La inquietud va más allá del uso político o económico. Lo que está en juego es nuestra relación con la identidad y la muerte. Cada vez más empresas ofrecen la posibilidad de “revivir” digitalmente a seres queridos a través de recreaciones interactivas. En Estados Unidos, Reino Unido y China existen startups que, mediante el entrenamiento de modelos de IA con fotos, audios y mensajes, permiten mantener conversaciones con avatares que replican la voz y la personalidad de personas fallecidas. Lo que para algunos es una herramienta de duelo, para otros es la puerta abierta a un nuevo tipo de explotación emocional.
La pregunta es hasta dónde estamos dispuestos a ir. Si una inteligencia artificial puede copiar nuestros gestos, nuestras ideas y hasta nuestra forma de hablar, ¿qué queda del individuo una vez que se convierte en dato? La “inmortalidad digital” promete una continuidad de la existencia, pero a costa de transformar la conciencia en información intercambiable. No se trata solo de nostalgia o memoria: también de propiedad. ¿A quién pertenece la voz de Robin Williams ahora? ¿A su familia, a la empresa que la reproduce o al algoritmo que la perfecciona?
Los organismos internacionales comienzan a advertir sobre estos dilemas. La UNESCO propone incorporar en sus marcos éticos el concepto de “identidad digital póstuma”, para que la imagen y voz de una persona fallecida no puedan ser utilizadas sin consentimiento previo. En América Latina, en cambio, el debate es incipiente: los proyectos de ley sobre inteligencia artificial se centran en seguridad o productividad, pero no abordan la dimensión humana ni cultural de estos avances.
En la Argentina, el tema no es para nada ajeno. En los últimos meses, proliferaron aplicaciones que permiten revivir fotos o generar videos hiperrealistas a partir de imágenes estáticas.

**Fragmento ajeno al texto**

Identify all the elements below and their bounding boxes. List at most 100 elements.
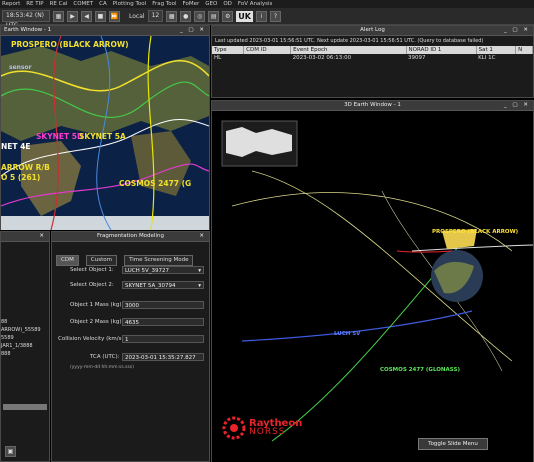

Algunas empresas ya ofrecen este servicio como parte de memoriales digitales, sin regulación ni resguardo sobre los datos utilizados. En paralelo, las instituciones públicas todavía carecen de herramientas para detectar falsificaciones en procesos judiciales o campañas electorales y las universidades apenas comienzan a incorporar la alfabetización mediática como contenido transversal.
El debate que abre el caso de Robin Williams excede lo anecdótico. Nos enfrenta con una pregunta más profunda: ¿queremos preservar la memoria o fabricar una ilusión de eternidad? La inteligencia artificial puede ayudar a reconstruir voces, rostros o emociones, pero lo que no puede replicar es la experiencia humana de la pérdida. La tentación de conservarlo todo puede terminar vaciando de sentido a la memoria misma.
El futuro inmediato no dependerá solo de los avances técnicos, sino de nuestra capacidad para establecer límites éticos y legales. Regular los deepfakes, proteger la identidad digital y educar en el uso crítico de la tecnología no es un lujo académico: es una forma de resguardar la confianza, la verdad y la dignidad en una era donde lo falso puede ser indistinguible de lo real. La IA, como toda herramienta, puede servir para preservar la memoria colectiva o para distorsionarla. Lo que hagamos con ella dirá mucho más sobre nosotros que sobre las máquinas.